Many of the companies that are used as indicators for the Nikkei Average are major export companies that profit from the weaker yen. However, due to the weak yen, many small and medium-sized enterprises, which account for regarding 70% of Japan’s businesses, are facing difficult business conditions due to increased fuel, electricity, and material costs. As a result, the gap between large and small companies is widening further. Mr. Morinaga points out that the danger in this situation is that “a terrible thing is happening, where employees from small and medium-sized enterprises are transferred to large companies, resulting in bankruptcies due to a lack of labor.”
However, it is also true that Japan’s economy is slowly starting to see some light, led by large companies that are doing well. Under these circumstances, the Bank of Japan viewed high prices as a problem and began taking steps to correct the depreciation of the yen. Since it is certain that the US will lower interest rates this year, the aim is to review the current negative interest rates and encourage yen buying.
However, Morinaga believes that “there is a high possibility that this will be a foolish move by the Bank of Japan.”
“In the case of negative interest rates, private banks may be charged interest if they deposit money with the Bank of Japan, so they consider lending to companies and earning interest.If that flow stops, they will be reluctant to lend to companies. “If this happens, investment will cool down, which might lead to a dire situation.”
So why would the Bank of Japan choose such a choice?
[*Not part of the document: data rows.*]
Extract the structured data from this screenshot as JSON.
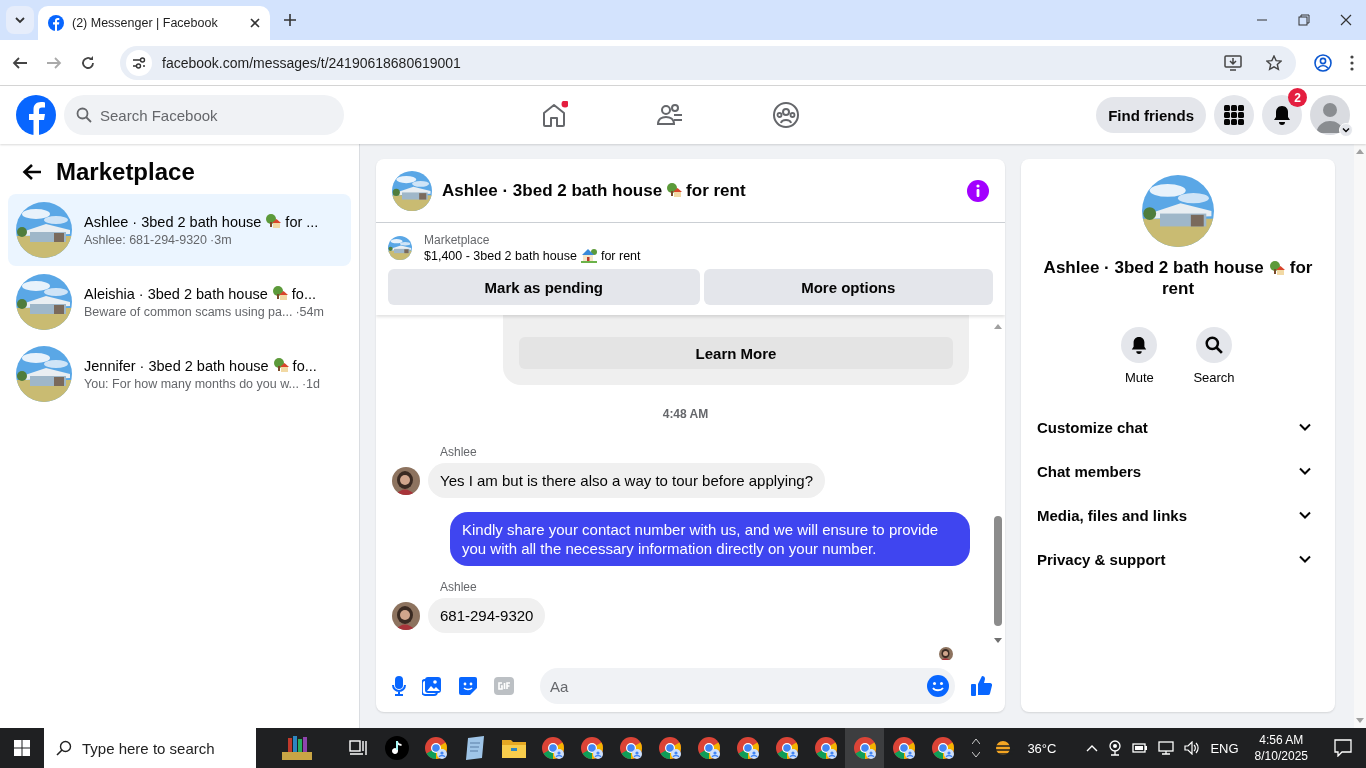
{
  "browser": {
    "tab_title": "(2) Messenger | Facebook",
    "url": "facebook.com/messages/t/24190618680619001"
  },
  "header": {
    "search_placeholder": "Search Facebook",
    "find_friends": "Find friends",
    "notification_count": "2"
  },
  "sidebar": {
    "title": "Marketplace",
    "conversations": [
      {
        "name": "Ashlee · 3bed 2 bath house",
        "name_end": "for ...",
        "preview": "Ashlee: 681-294-9320",
        "time": "·3m",
        "selected": true
      },
      {
        "name": "Aleishia · 3bed 2 bath house",
        "name_end": "fo...",
        "preview": "Beware of common scams using pa...",
        "time": "·54m",
        "selected": false
      },
      {
        "name": "Jennifer · 3bed 2 bath house",
        "name_end": "fo...",
        "preview": "You: For how many months do you w...",
        "time": "·1d",
        "selected": false
      }
    ]
  },
  "chat": {
    "title": "Ashlee · 3bed 2 bath house",
    "title_end": "for rent",
    "listing": {
      "label": "Marketplace",
      "price": "$1,400 - 3bed 2 bath house",
      "price_end": "for rent",
      "buttons": [
        "Mark as pending",
        "More options"
      ]
    },
    "notice_button": "Learn More",
    "timestamp": "4:48 AM",
    "messages": [
      {
        "kind": "incoming",
        "sender": "Ashlee",
        "text": "Yes I am but is there also a way to tour before applying?"
      },
      {
        "kind": "outgoing",
        "text": "Kindly share your contact number with us, and we will ensure to provide you with all the necessary information directly on your number."
      },
      {
        "kind": "incoming",
        "sender": "Ashlee",
        "text": "681-294-9320"
      }
    ],
    "composer_placeholder": "Aa"
  },
  "details": {
    "name": "Ashlee · 3bed 2 bath house",
    "name_end": "for rent",
    "actions": [
      {
        "kind": "mute",
        "label": "Mute"
      },
      {
        "kind": "search",
        "label": "Search"
      }
    ],
    "sections": [
      {
        "label": "Customize chat",
        "expanded": false
      },
      {
        "label": "Chat members",
        "expanded": false
      },
      {
        "label": "Media, files and links",
        "expanded": false
      },
      {
        "label": "Privacy & support",
        "expanded": false
      }
    ]
  },
  "taskbar": {
    "search_placeholder": "Type here to search",
    "apps": [
      {
        "kind": "books",
        "selected": false
      },
      {
        "kind": "taskview",
        "selected": false
      },
      {
        "kind": "note",
        "selected": false
      },
      {
        "kind": "browser",
        "selected": false
      },
      {
        "kind": "notepad",
        "selected": false
      },
      {
        "kind": "folder",
        "selected": false
      },
      {
        "kind": "browser",
        "selected": false
      },
      {
        "kind": "browser",
        "selected": false
      },
      {
        "kind": "browser",
        "selected": false
      },
      {
        "kind": "browser",
        "selected": false
      },
      {
        "kind": "browser",
        "selected": false
      },
      {
        "kind": "browser",
        "selected": false
      },
      {
        "kind": "browser",
        "selected": false
      },
      {
        "kind": "browser",
        "selected": false
      },
      {
        "kind": "browser",
        "selected": true
      },
      {
        "kind": "browser",
        "selected": false
      },
      {
        "kind": "browser",
        "selected": false
      }
    ],
    "temperature": "36°C",
    "language": "ENG",
    "time": "4:56 AM",
    "date": "8/10/2025"
  }
}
Mr. Morinaga said, “Both the government and the Bank of Japan have suffered from the trauma of the bubble.When the economy improves even a little, there is a tendency to try to collapse it.However, during the bubble, stocks rose in an incomprehensible way, but now stock prices are at a fair price. In fact, stock prices in Western countries have increased several times over the past 30 years.
It was Junta Nakama of WEST. who asked the question that made Mr. Morinaga say, “Oh?” When asked, “For example, what would happen if we raised corporate taxes?” he immediately replied, “That’s actually a very good policy.” “If companies are also taken as taxes, there will be an incentive to use the money for personnel expenses, so wages can be expected to increase. “I’ll end up saying to my family, “I’m going to lose (the election),” he said with a wry smile. My friends looked astonished and said, “What the heck?”